Présentant des observations préliminaires, le rapporteur du Comité pour l'examen du rapport d'El Salvador, M. Alexei Avtonomov, s'est dit conscient des changements politiques en cours en El Salvador et qui sont très importants. Il a exprimé l'espoir que les recommandations qui seront adressées à El Salvador seront utiles, en particulier dans le cadre des mesures que le Gouvernement sera appelé à prendre en faveur des peuples autochtones – qui ont connu une situation extrêmement grave en El Salvador.

Cet après-midi, à 15 heures, le Comité entamera l'examen du rapport de l'Iran (CERD/C/IRN/20).

Présentation du rapport

M. ALFONSO AVELAR, Directeur de la Direction des peuples autochtones au Secrétariat de l'intégration sociale d'El Salvador, a reconnu que, dans les rapports soumis par les gouvernements antérieurs, la position exprimée relativement à l'existence de peuples autochtones en El Salvador a consisté d'abord à en nier l'existence, puis à dire que les peuples autochtones existent mais sont invisibles en raison du métissage et enfin à dire que les peuples autochtones existent, mais qu'il est difficile d'en préciser le nombre car ils ne se définissent pas comme tels. Sur cette base, il était affirmé que la discrimination raciale n'existait pas dans le pays, ce qui avait pour conséquence un manque de reconnaissance juridique et l'absence de politiques publiques consacrées à la promotion et à la protection des droits des peuples autochtones. L'État d'El Salvador reconnaît que le contenu du présent rapport se borne à présenter un rappel des dispositions légales qui interdisent la discrimination dans chacun des domaines qui intéressent la Convention, ce qui correspond à la politique des gouvernements du passé consistant à nier l'existence des peuples autochtones et, par conséquent, à une pratique de discrimination à l'égard de ces peuples.

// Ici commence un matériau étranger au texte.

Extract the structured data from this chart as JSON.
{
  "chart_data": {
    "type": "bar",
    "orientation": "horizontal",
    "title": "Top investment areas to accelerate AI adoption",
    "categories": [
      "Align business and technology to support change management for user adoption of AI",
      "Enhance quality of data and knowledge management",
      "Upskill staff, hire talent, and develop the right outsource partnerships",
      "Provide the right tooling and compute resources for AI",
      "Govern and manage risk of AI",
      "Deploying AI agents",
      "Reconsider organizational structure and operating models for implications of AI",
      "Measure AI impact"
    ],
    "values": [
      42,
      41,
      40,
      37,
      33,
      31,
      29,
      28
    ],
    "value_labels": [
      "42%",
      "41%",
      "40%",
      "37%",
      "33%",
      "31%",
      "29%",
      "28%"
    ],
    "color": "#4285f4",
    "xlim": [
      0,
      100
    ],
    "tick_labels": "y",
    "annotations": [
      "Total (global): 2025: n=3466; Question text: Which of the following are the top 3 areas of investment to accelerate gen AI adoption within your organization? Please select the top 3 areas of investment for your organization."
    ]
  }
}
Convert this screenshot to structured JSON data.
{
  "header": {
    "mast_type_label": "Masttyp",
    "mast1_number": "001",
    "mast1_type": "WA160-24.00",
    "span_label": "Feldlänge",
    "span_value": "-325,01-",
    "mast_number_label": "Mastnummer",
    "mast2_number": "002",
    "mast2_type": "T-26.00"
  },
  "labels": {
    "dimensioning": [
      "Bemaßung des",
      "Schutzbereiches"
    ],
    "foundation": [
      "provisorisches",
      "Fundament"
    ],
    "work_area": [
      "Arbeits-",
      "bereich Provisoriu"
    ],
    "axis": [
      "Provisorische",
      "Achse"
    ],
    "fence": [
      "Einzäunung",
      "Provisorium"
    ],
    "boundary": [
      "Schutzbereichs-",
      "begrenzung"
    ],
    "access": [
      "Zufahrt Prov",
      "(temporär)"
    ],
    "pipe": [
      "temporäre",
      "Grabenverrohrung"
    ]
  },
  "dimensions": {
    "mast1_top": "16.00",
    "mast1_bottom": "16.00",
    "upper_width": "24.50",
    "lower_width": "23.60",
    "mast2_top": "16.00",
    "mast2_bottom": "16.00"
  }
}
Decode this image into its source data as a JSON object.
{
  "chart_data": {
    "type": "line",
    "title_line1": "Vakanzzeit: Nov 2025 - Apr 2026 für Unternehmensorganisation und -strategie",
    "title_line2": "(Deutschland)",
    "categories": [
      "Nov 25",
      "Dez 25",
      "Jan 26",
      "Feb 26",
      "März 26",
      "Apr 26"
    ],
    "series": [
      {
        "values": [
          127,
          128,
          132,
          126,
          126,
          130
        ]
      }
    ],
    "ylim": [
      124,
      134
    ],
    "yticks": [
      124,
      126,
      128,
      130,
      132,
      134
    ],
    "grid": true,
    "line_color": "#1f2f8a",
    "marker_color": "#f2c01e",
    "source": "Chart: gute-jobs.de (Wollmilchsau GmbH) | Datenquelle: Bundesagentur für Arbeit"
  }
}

M. Avelar a rappelé qu'en 1932, la zone occidentale du pays avait été le théâtre d'un soulèvement autochtone qui s'était soldé par la mort d'environ 32 000 personnes. Les personnes qui ont survécu à ce massacre ont été obligées à changer de noms et de prénoms, à occulter ainsi leur identité et à se disperser à travers le territoire salvadorien, changeant également leur mode vestimentaire et leur façon de parler et d'exprimer leurs coutumes, car si elles étaient identifiées, elles risquaient d'être mutilées voire assassinées, ce qui n'a pas empêché que des personnes appartenant à ces peuples d'origine soient tuées et portées disparues dans le cadre de la répression, comme en témoignent le massacre intervenu en 1983 à Las Hojas ainsi que d'autres faits survenus dans le pays entre janvier 1980 et juillet 1991.

S'agissant de la loi d'amnistie de 1993, M. Avelar a souligné qu'une sentence de la chambre constitutionnelle de la Cour suprême de justice en date du 26 septembre 2000 ouvre la possibilité pour les juges, dans l'examen de cas concrets, d'envisager la non-application de la loi d'amnistie de 1993 face à des violations intervenues durant le conflit armé interne.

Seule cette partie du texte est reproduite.